Il y a un grand nombre de produits chimiques préoccupants dans les produits en plastique
Il y a un grand nombre de produits chimiques préoccupants dans les produits en plastique

Les plastiques qui entrent en contact avec les aliments

Selon les résultats d'une enquête menée par des experts de l'Université ETH de Zürich (Suisse), il existe un nombre élevé de produits chimiques préoccupants dans les produits en plastique. L'étude conclut qu'elle fournit une vision plus claire sur les produits chimiques qui sont intégrés dans les produits en plastique, rappelez-vous que beaucoup d'entre eux entrent en contact direct avec les aliments.

Les chercheurs affirment que plus de 350 millions de tonnes de plastique sont produites dans le monde chaque année, contenant une grande variété de produits chimiques qui sont libérés dans leur cycle de vie, une bonne partie d'entre eux présentent un risque pour la santé et l'environnement. Mais ce qui est curieux, c'est que seule une petite partie de ces produits chimiques qui sont intégrés dans les matériaux plastiques sont connus du grand public ou ont été largement étudiés, et le reste ?

Les experts disent avoir créé pour la première fois un base de données complète de monomères plastiques, additifs et adjuvants qui sont utilisés dans la production et la transformation des plastiques sur le marché mondial, ils ont ensuite été classés en fonction de leur utilisation et de leur dangerosité.

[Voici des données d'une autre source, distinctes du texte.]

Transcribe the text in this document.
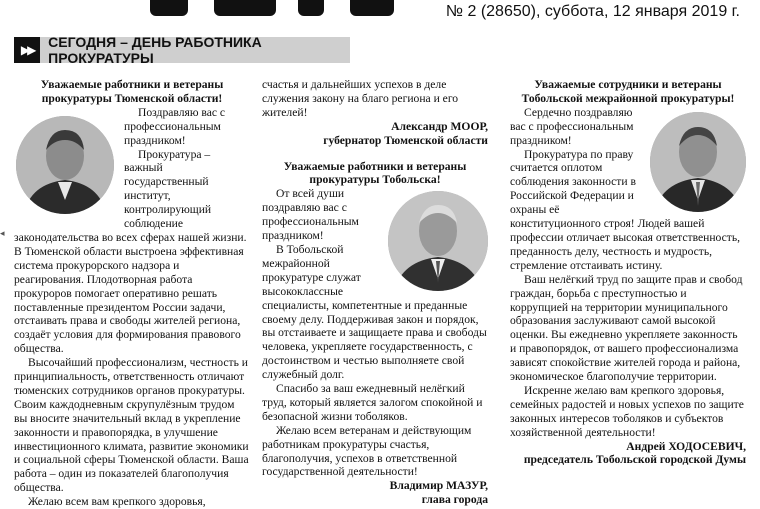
№ 2 (28650), суббота, 12 января 2019 г.
◂
▶▶	СЕГОДНЯ – ДЕНЬ РАБОТНИКА ПРОКУРАТУРЫ

Уважаемые работники и ветераны прокуратуры Тюменской области!

Поздравляю вас с профессиональным праздником!

Прокуратура – важный государственный институт, контролирующий соблюдение законодательства во всех сферах нашей жизни. В Тюменской области выстроена эффективная система прокурорского надзора и реагирования. Плодотворная работа прокуроров помогает оперативно решать поставленные президентом России задачи, отстаивать права и свободы жителей региона, создаёт условия для формирования правового общества.

Высочайший профессионализм, честность и принципиальность, ответственность отличают тюменских сотрудников органов прокуратуры. Своим каждодневным скрупулёзным трудом вы вносите значительный вклад в укрепление законности и правопорядка, в улучшение инвестиционного климата, развитие экономики и социальной сферы Тюменской области. Ваша работа – один из показателей благополучия общества.

Желаю всем вам крепкого здоровья,

счастья и дальнейших успехов в деле служения закону на благо региона и его жителей!

Александр МООР,

губернатор Тюменской области

Уважаемые работники и ветераны прокуратуры Тобольска!

От всей души поздравляю вас с профессиональным праздником!

В Тобольской межрайонной прокуратуре служат высококлассные специалисты, компетентные и преданные своему делу. Поддерживая закон и порядок, вы отстаиваете и защищаете права и свободы человека, укрепляете государственность, с достоинством и честью выполняете свой служебный долг.

Спасибо за ваш ежедневный нелёгкий труд, который является залогом спокойной и безопасной жизни тоболяков.

Желаю всем ветеранам и действующим работникам прокуратуры счастья, благополучия, успехов в ответственной государственной деятельности!

Владимир МАЗУР,

глава города

Уважаемые сотрудники и ветераны Тобольской межрайонной прокуратуры!

Сердечно поздравляю вас с профессиональным праздником!

Прокуратура по праву считается оплотом соблюдения законности в Российской Федерации и охраны её конституционного строя! Людей вашей профессии отличает высокая ответственность, преданность делу, честность и мудрость, стремление отстаивать истину.

Ваш нелёгкий труд по защите прав и свобод граждан, борьба с преступностью и коррупцией на территории муниципального образования заслуживают самой высокой оценки. Вы ежедневно укрепляете законность и правопорядок, от вашего профессионализма зависят спокойствие жителей города и района, экономическое благополучие территории.

Искренне желаю вам крепкого здоровья, семейных радостей и новых успехов по защите законных интересов тоболяков и субъектов хозяйственной деятельности!

Андрей ХОДОСЕВИЧ,

председатель Тобольской городской Думы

Selon les résultats, quelque 10 500 substances chimiques sont présentes dans les plastiques, dont près de 2 200 dans les plastiques en contact avec les aliments, près de 2 500 dans les textiles, plus de 500 dans les jouets, etc. Parmi les substances classées, 24 % sont classées comme potentiellement préoccupantes et parmi celles-ci, 679 sont des substances qui entrent en contact avec les aliments.

Les 679 substances sont classées comme suit : 528 sont des produits chimiques à volume élevé, 434 sont des produits chimiques non réglementés et 52 autres n'ont aucune référence scientifique. Les chercheurs ont découvert que neuf substances sont bioaccumulables et persistantes, 120 sont des substances cancérigènes, 132 affectent le système reproducteur, 51 sont mutagènes, 300 sont toxiques pour des organes spécifiques, 404 sont toxiques pour les organismes aquatiques et 22 sont considérées comme des perturbateurs endocriniens. 131 substances contiennent des métaux lourds, 119 ont une composition variable ou inconnue, 13 contiennent du silicium, 77 contiennent du soufre, 23 contiennent du phosphore et 92 contiennent du chlore, du brome, du fluor, etc.

Plastiques dangereux

Les experts expliquent que près de 25 % des produits chimiques utilisés dans la fabrication des matières plastiques s'accumulent dans le corps et que certains peuvent être toxiques, soulignant qu'ils sont souvent très toxiques pour la vie aquatique, provoquant des dommages spécifiques et le cancer. Les experts sont extrêmement surpris (comme la plupart) que de nombreuses substances dont l'innocuité est douteuse ne sont guère réglementées ou sont décrits de manière vague et ambiguë. En outre, ils soulignent que 901 substances préoccupantes apparaissent comme acceptées dans la réglementation relative aux matières plastiques entrant en contact avec les aliments, et parmi celles-ci, 225 ont l'approbation de l'Union européenne.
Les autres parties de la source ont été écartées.